Now in its 8th year, Arcadia has stuck to a winning recipe. Part gravel race, part singletrack dreamland, it’s an event that hasn’t change much at all since it began just as gravel racing was really taking off. It calls for about 15 miles of gravel, the bulk of it found in the opening 11 miles of racing. Toss in two sections of fast, flowing singletrack, a nature preserve in full May bloom, and a slew of Michigan Gravel Races Series dream crushers, and you’ve something special cooked up.
It’s a race tailor-made to the abilities of our Exploro, as Cody Sovis found out in 2017 and 2018. He’s done the race for years, often on a cyclocross bike with 35mm tires. That might have been ideal for the gravel and short sections of pavement, but in the selective singletrack, it just wasn’t enough rubber on the ground, especially in the final few miles where high speeds and a hard race’s fatigue start to seep into arms, back, and legs.

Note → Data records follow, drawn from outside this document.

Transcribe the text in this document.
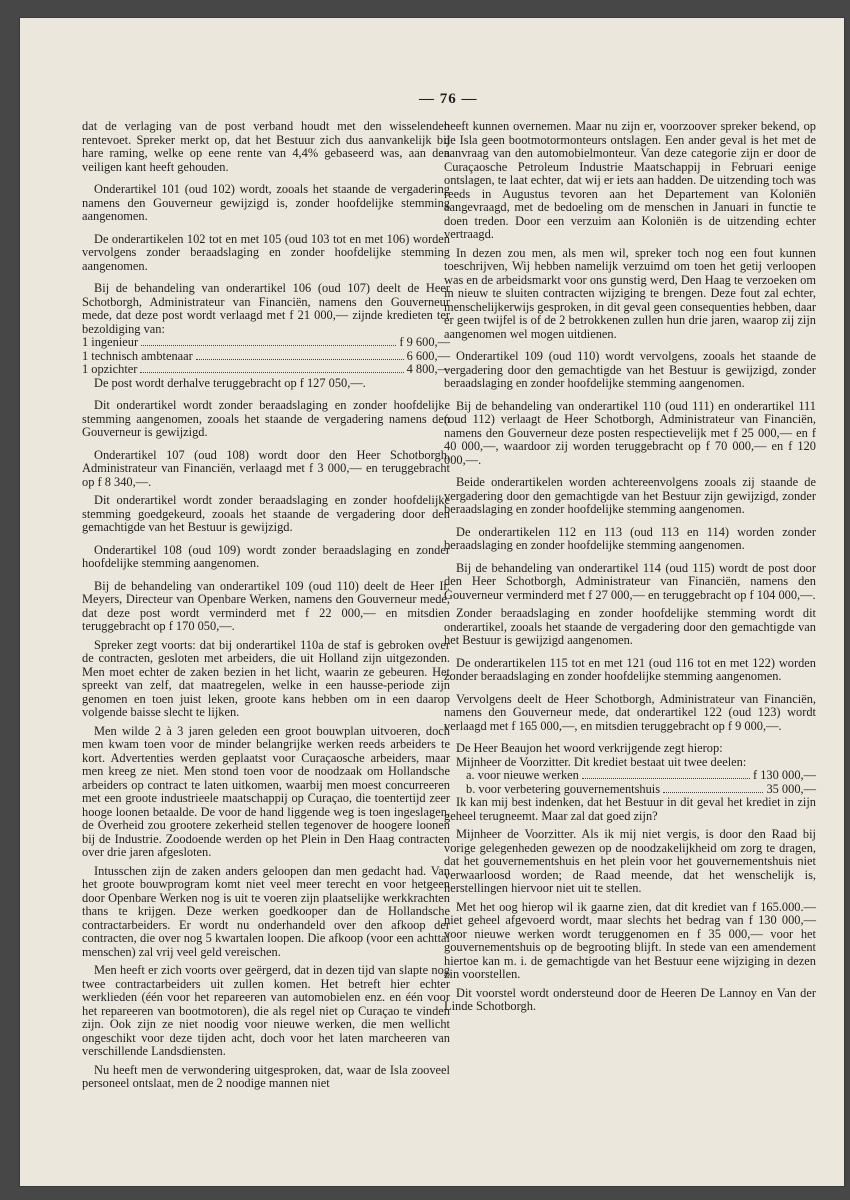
— 76 —

dat de verlaging van de post verband houdt met den wisselenden rentevoet. Spreker merkt op, dat het Bestuur zich dus aanvankelijk bij hare raming, welke op eene rente van 4,4% gebaseerd was, aan den veiligen kant heeft gehouden.

Onderartikel 101 (oud 102) wordt, zooals het staande de vergadering namens den Gouverneur gewijzigd is, zonder hoofdelijke stemming aangenomen.

De onderartikelen 102 tot en met 105 (oud 103 tot en met 106) worden vervolgens zonder beraadslaging en zonder hoofdelijke stemming aangenomen.

Bij de behandeling van onderartikel 106 (oud 107) deelt de Heer Schotborgh, Administrateur van Financiën, namens den Gouverneur mede, dat deze post wordt verlaagd met f 21 000,— zijnde kredieten ter bezoldiging van:

1 ingenieur	f 9 600,—
1 technisch ambtenaar	6 600,—
1 opzichter	4 800,—

De post wordt derhalve teruggebracht op f 127 050,—.

Dit onderartikel wordt zonder beraadslaging en zonder hoofdelijke stemming aangenomen, zooals het staande de vergadering namens den Gouverneur is gewijzigd.

Onderartikel 107 (oud 108) wordt door den Heer Schotborgh, Administrateur van Financiën, verlaagd met f 3 000,— en teruggebracht op f 8 340,—.

Dit onderartikel wordt zonder beraadslaging en zonder hoofdelijke stemming goedgekeurd, zooals het staande de vergadering door den gemachtigde van het Bestuur is gewijzigd.

Onderartikel 108 (oud 109) wordt zonder beraadslaging en zonder hoofdelijke stemming aangenomen.

Bij de behandeling van onderartikel 109 (oud 110) deelt de Heer Ir. Meyers, Directeur van Openbare Werken, namens den Gouverneur mede, dat deze post wordt verminderd met f 22 000,— en mitsdien teruggebracht op f 170 050,—.

Spreker zegt voorts: dat bij onderartikel 110a de staf is gebroken over de contracten, gesloten met arbeiders, die uit Holland zijn uitgezonden. Men moet echter de zaken bezien in het licht, waarin ze gebeuren. Het spreekt van zelf, dat maatregelen, welke in een hausse-periode zijn genomen en toen juist leken, groote kans hebben om in een daarop volgende baisse slecht te lijken.

Men wilde 2 à 3 jaren geleden een groot bouwplan uitvoeren, doch men kwam toen voor de minder belangrijke werken reeds arbeiders te kort. Advertenties werden geplaatst voor Curaçaosche arbeiders, maar men kreeg ze niet. Men stond toen voor de noodzaak om Hollandsche arbeiders op contract te laten uitkomen, waarbij men moest concurreeren met een groote industrieele maatschappij op Curaçao, die toentertijd zeer hooge loonen betaalde. De voor de hand liggende weg is toen ingeslagen, de Overheid zou grootere zekerheid stellen tegenover de hoogere loonen bij de Industrie. Zoodoende werden op het Plein in Den Haag contracten over drie jaren afgesloten.

Intusschen zijn de zaken anders geloopen dan men gedacht had. Van het groote bouwprogram komt niet veel meer terecht en voor hetgeen door Openbare Werken nog is uit te voeren zijn plaatselijke werkkrachten thans te krijgen. Deze werken goedkooper dan de Hollandsche contractarbeiders. Er wordt nu onderhandeld over den afkoop der contracten, die over nog 5 kwartalen loopen. Die afkoop (voor een achttal menschen) zal vrij veel geld vereischen.

Men heeft er zich voorts over geërgerd, dat in dezen tijd van slapte nog twee contractarbeiders uit zullen komen. Het betreft hier echter werklieden (één voor het repareeren van automobielen enz. en één voor het repareeren van bootmotoren), die als regel niet op Curaçao te vinden zijn. Ook zijn ze niet noodig voor nieuwe werken, die men wellicht ongeschikt voor deze tijden acht, doch voor het laten marcheeren van verschillende Landsdiensten.

Nu heeft men de verwondering uitgesproken, dat, waar de Isla zooveel personeel ontslaat, men de 2 noodige mannen niet

heeft kunnen overnemen. Maar nu zijn er, voorzoover spreker bekend, op de Isla geen bootmotormonteurs ontslagen. Een ander geval is het met de aanvraag van den automobielmonteur. Van deze categorie zijn er door de Curaçaosche Petroleum Industrie Maatschappij in Februari eenige ontslagen, te laat echter, dat wij er iets aan hadden. De uitzending toch was reeds in Augustus tevoren aan het Departement van Koloniën aangevraagd, met de bedoeling om de menschen in Januari in functie te doen treden. Door een verzuim aan Koloniën is de uitzending echter vertraagd.

In dezen zou men, als men wil, spreker toch nog een fout kunnen toeschrijven, Wij hebben namelijk verzuimd om toen het getij verloopen was en de arbeidsmarkt voor ons gunstig werd, Den Haag te verzoeken om in nieuw te sluiten contracten wijziging te brengen. Deze fout zal echter, menschelijkerwijs gesproken, in dit geval geen consequenties hebben, daar er geen twijfel is of de 2 betrokkenen zullen hun drie jaren, waarop zij zijn aangenomen wel mogen uitdienen.

Onderartikel 109 (oud 110) wordt vervolgens, zooals het staande de vergadering door den gemachtigde van het Bestuur is gewijzigd, zonder beraadslaging en zonder hoofdelijke stemming aangenomen.

Bij de behandeling van onderartikel 110 (oud 111) en onderartikel 111 (oud 112) verlaagt de Heer Schotborgh, Administrateur van Financiën, namens den Gouverneur deze posten respectievelijk met f 25 000,— en f 40 000,—, waardoor zij worden teruggebracht op f 70 000,— en f 120 000,—.

Beide onderartikelen worden achtereenvolgens zooals zij staande de vergadering door den gemachtigde van het Bestuur zijn gewijzigd, zonder beraadslaging en zonder hoofdelijke stemming aangenomen.

De onderartikelen 112 en 113 (oud 113 en 114) worden zonder beraadslaging en zonder hoofdelijke stemming aangenomen.

Bij de behandeling van onderartikel 114 (oud 115) wordt de post door den Heer Schotborgh, Administrateur van Financiën, namens den Gouverneur verminderd met f 27 000,— en teruggebracht op f 104 000,—.

Zonder beraadslaging en zonder hoofdelijke stemming wordt dit onderartikel, zooals het staande de vergadering door den gemachtigde van het Bestuur is gewijzigd aangenomen.

De onderartikelen 115 tot en met 121 (oud 116 tot en met 122) worden zonder beraadslaging en zonder hoofdelijke stemming aangenomen.

Vervolgens deelt de Heer Schotborgh, Administrateur van Financiën, namens den Gouverneur mede, dat onderartikel 122 (oud 123) wordt verlaagd met f 165 000,—, en mitsdien teruggebracht op f 9 000,—.

De Heer Beaujon het woord verkrijgende zegt hierop:

Mijnheer de Voorzitter. Dit krediet bestaat uit twee deelen:

a. voor nieuwe werken	f 130 000,—
b. voor verbetering gouvernementshuis	35 000,—

Ik kan mij best indenken, dat het Bestuur in dit geval het krediet in zijn geheel terugneemt. Maar zal dat goed zijn?

Mijnheer de Voorzitter. Als ik mij niet vergis, is door den Raad bij vorige gelegenheden gewezen op de noodzakelijkheid om zorg te dragen, dat het gouvernementshuis en het plein voor het gouvernementshuis niet verwaarloosd worden; de Raad meende, dat het wenschelijk is, herstellingen hiervoor niet uit te stellen.

Met het oog hierop wil ik gaarne zien, dat dit krediet van f 165.000.— niet geheel afgevoerd wordt, maar slechts het bedrag van f 130 000,— voor nieuwe werken wordt teruggenomen en f 35 000,— voor het gouvernementshuis op de begrooting blijft. In stede van een amendement hiertoe kan m. i. de gemachtigde van het Bestuur eene wijziging in dezen zin voorstellen.

Dit voorstel wordt ondersteund door de Heeren De Lannoy en Van der Linde Schotborgh.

Finally armed with drop bars, 650 wheels and 2.0 Schwalbe Thunderburts, the Exploro gave him the first real chance to fight it out at the end.
That ending has been a real curve ball every year. There have been solo breakaways, two-rider moves forged in the forests that hold on, and a number of bunch gallops with a dozen riders still in the mix heading into the long drag back to Arcadia. Riders have to be ready for anything, and with more and more Michigan Gravel Race Series contenders making the trip north for this one, every attack, counter, and decisions could be decisive.

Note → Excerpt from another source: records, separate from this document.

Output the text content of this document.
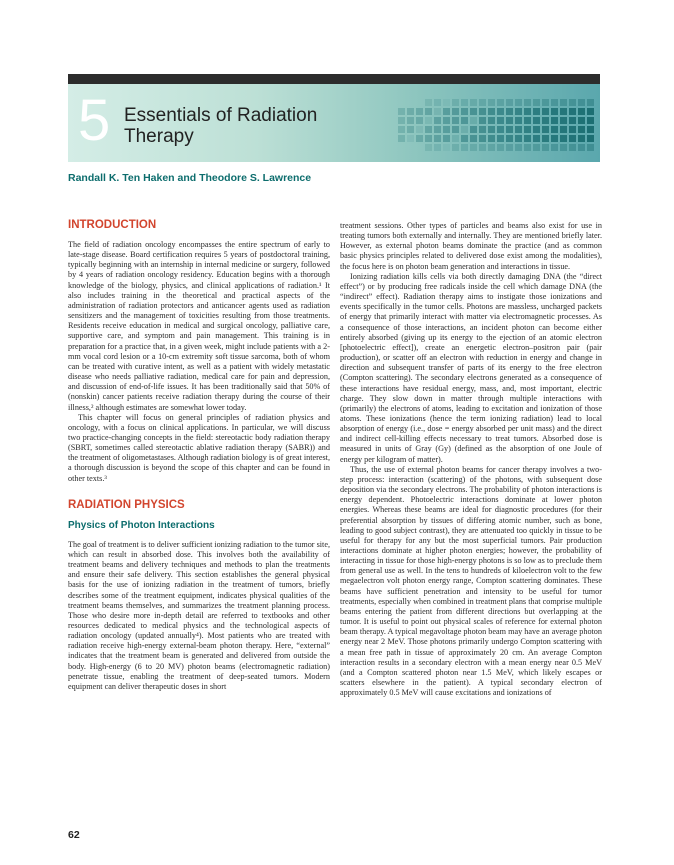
5 Essentials of Radiation
Therapy
Randall K. Ten Haken and Theodore S. Lawrence
INTRODUCTION

The field of radiation oncology encompasses the entire spectrum of early to late-stage disease. Board certification requires 5 years of postdoctoral training, typically beginning with an internship in internal medicine or surgery, followed by 4 years of radiation oncology residency. Education begins with a thorough knowledge of the biology, physics, and clinical applications of radiation.¹ It also includes training in the theoretical and practical aspects of the administration of radiation protectors and anticancer agents used as radiation sensitizers and the management of toxicities resulting from those treatments. Residents receive education in medical and surgical oncology, palliative care, supportive care, and symptom and pain management. This training is in preparation for a practice that, in a given week, might include patients with a 2-mm vocal cord lesion or a 10-cm extremity soft tissue sarcoma, both of whom can be treated with curative intent, as well as a patient with widely metastatic disease who needs palliative radiation, medical care for pain and depression, and discussion of end-of-life issues. It has been traditionally said that 50% of (nonskin) cancer patients receive radiation therapy during the course of their illness,² although estimates are somewhat lower today.

This chapter will focus on general principles of radiation physics and oncology, with a focus on clinical applications. In particular, we will discuss two practice-changing concepts in the field: stereotactic body radiation therapy (SBRT, sometimes called stereotactic ablative radiation therapy (SABR)) and the treatment of oligometastases. Although radiation biology is of great interest, a thorough discussion is beyond the scope of this chapter and can be found in other texts.³

RADIATION PHYSICS
Physics of Photon Interactions

The goal of treatment is to deliver sufficient ionizing radiation to the tumor site, which can result in absorbed dose. This involves both the availability of treatment beams and delivery techniques and methods to plan the treatments and ensure their safe delivery. This section establishes the general physical basis for the use of ionizing radiation in the treatment of tumors, briefly describes some of the treatment equipment, indicates physical qualities of the treatment beams themselves, and summarizes the treatment planning process. Those who desire more in-depth detail are referred to textbooks and other resources dedicated to medical physics and the technological aspects of radiation oncology (updated annually⁴). Most patients who are treated with radiation receive high-energy external-beam photon therapy. Here, “external” indicates that the treatment beam is generated and delivered from outside the body. High-energy (6 to 20 MV) photon beams (electromagnetic radiation) penetrate tissue, enabling the treatment of deep-seated tumors. Modern equipment can deliver therapeutic doses in short

treatment sessions. Other types of particles and beams also exist for use in treating tumors both externally and internally. They are mentioned briefly later. However, as external photon beams dominate the practice (and as common basic physics principles related to delivered dose exist among the modalities), the focus here is on photon beam generation and interactions in tissue.

Ionizing radiation kills cells via both directly damaging DNA (the “direct effect”) or by producing free radicals inside the cell which damage DNA (the “indirect” effect). Radiation therapy aims to instigate those ionizations and events specifically in the tumor cells. Photons are massless, uncharged packets of energy that primarily interact with matter via electromagnetic processes. As a consequence of those interactions, an incident photon can become either entirely absorbed (giving up its energy to the ejection of an atomic electron [photoelectric effect]), create an energetic electron–positron pair (pair production), or scatter off an electron with reduction in energy and change in direction and subsequent transfer of parts of its energy to the free electron (Compton scattering). The secondary electrons generated as a consequence of these interactions have residual energy, mass, and, most important, electric charge. They slow down in matter through multiple interactions with (primarily) the electrons of atoms, leading to excitation and ionization of those atoms. These ionizations (hence the term ionizing radiation) lead to local absorption of energy (i.e., dose = energy absorbed per unit mass) and the direct and indirect cell-killing effects necessary to treat tumors. Absorbed dose is measured in units of Gray (Gy) (defined as the absorption of one Joule of energy per kilogram of matter).

Thus, the use of external photon beams for cancer therapy involves a two-step process: interaction (scattering) of the photons, with subsequent dose deposition via the secondary electrons. The probability of photon interactions is energy dependent. Photoelectric interactions dominate at lower photon energies. Whereas these beams are ideal for diagnostic procedures (for their preferential absorption by tissues of differing atomic number, such as bone, leading to good subject contrast), they are attenuated too quickly in tissue to be useful for therapy for any but the most superficial tumors. Pair production interactions dominate at higher photon energies; however, the probability of interacting in tissue for those high-energy photons is so low as to preclude them from general use as well. In the tens to hundreds of kiloelectron volt to the few megaelectron volt photon energy range, Compton scattering dominates. These beams have sufficient penetration and intensity to be useful for tumor treatments, especially when combined in treatment plans that comprise multiple beams entering the patient from different directions but overlapping at the tumor. It is useful to point out physical scales of reference for external photon beam therapy. A typical megavoltage photon beam may have an average photon energy near 2 MeV. Those photons primarily undergo Compton scattering with a mean free path in tissue of approximately 20 cm. An average Compton interaction results in a secondary electron with a mean energy near 0.5 MeV (and a Compton scattered photon near 1.5 MeV, which likely escapes or scatters elsewhere in the patient). A typical secondary electron of approximately 0.5 MeV will cause excitations and ionizations of

62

Last year was the closest we’ve come to the win. A trio of riders, all on mountain bikes, opened up a small gap in the second section of singletrack. Nick Wierzba, Tyler Weston, and Jamison Sheppard had just over a minute as they spilled out of the trillium-lined singletrack and back onto the pavement. With two miles and a bit of time to play with, the trio rode with their heads on a swivel. That chase group included just two riders, one of them Cody. Using all of those 50t on the front chainring, he got to within 15 seconds on the line, coming up just short of spoiling a podium place for the long-time leaders.
Cody gets a little obsessed with certain races, and this is one of them. Like the Lowell 50, it’s an event that nearly everyone leaves thinking could have been theirs if just one or two things had gone a different way. Cody hasn’t been afraid to mix it up. In 2015, he rode solo from the gun and stayed clear for 12 miles, only to get sucked up in the singletrack. He was bested by Brad White in a bunch sprint a year later, and with much of the squad staying home this weekend to rack up some training miles, this year he’ll be freelancing again, hoping to steal a few MGRS points from the favorites.
For the day, he’s sticking with those ‘Burts on 650s. It’s the same 50/34 crankset and 11/28t cassette for this year, too, before switching back to road tires for Bike Benzie and the Less Cancer Ride to kick off June.
Our best results this year have come in much longer races, with Mike Simonson’s Barry-Roubaix 100 mile win and our quartet of riders finishing the Belgian Waffle Ride serving as some high-quality highlights to a young season. As it stands, Alex Tenselshof is looking good for another MGRS title, but there’s a lot of bike racing left for 2019!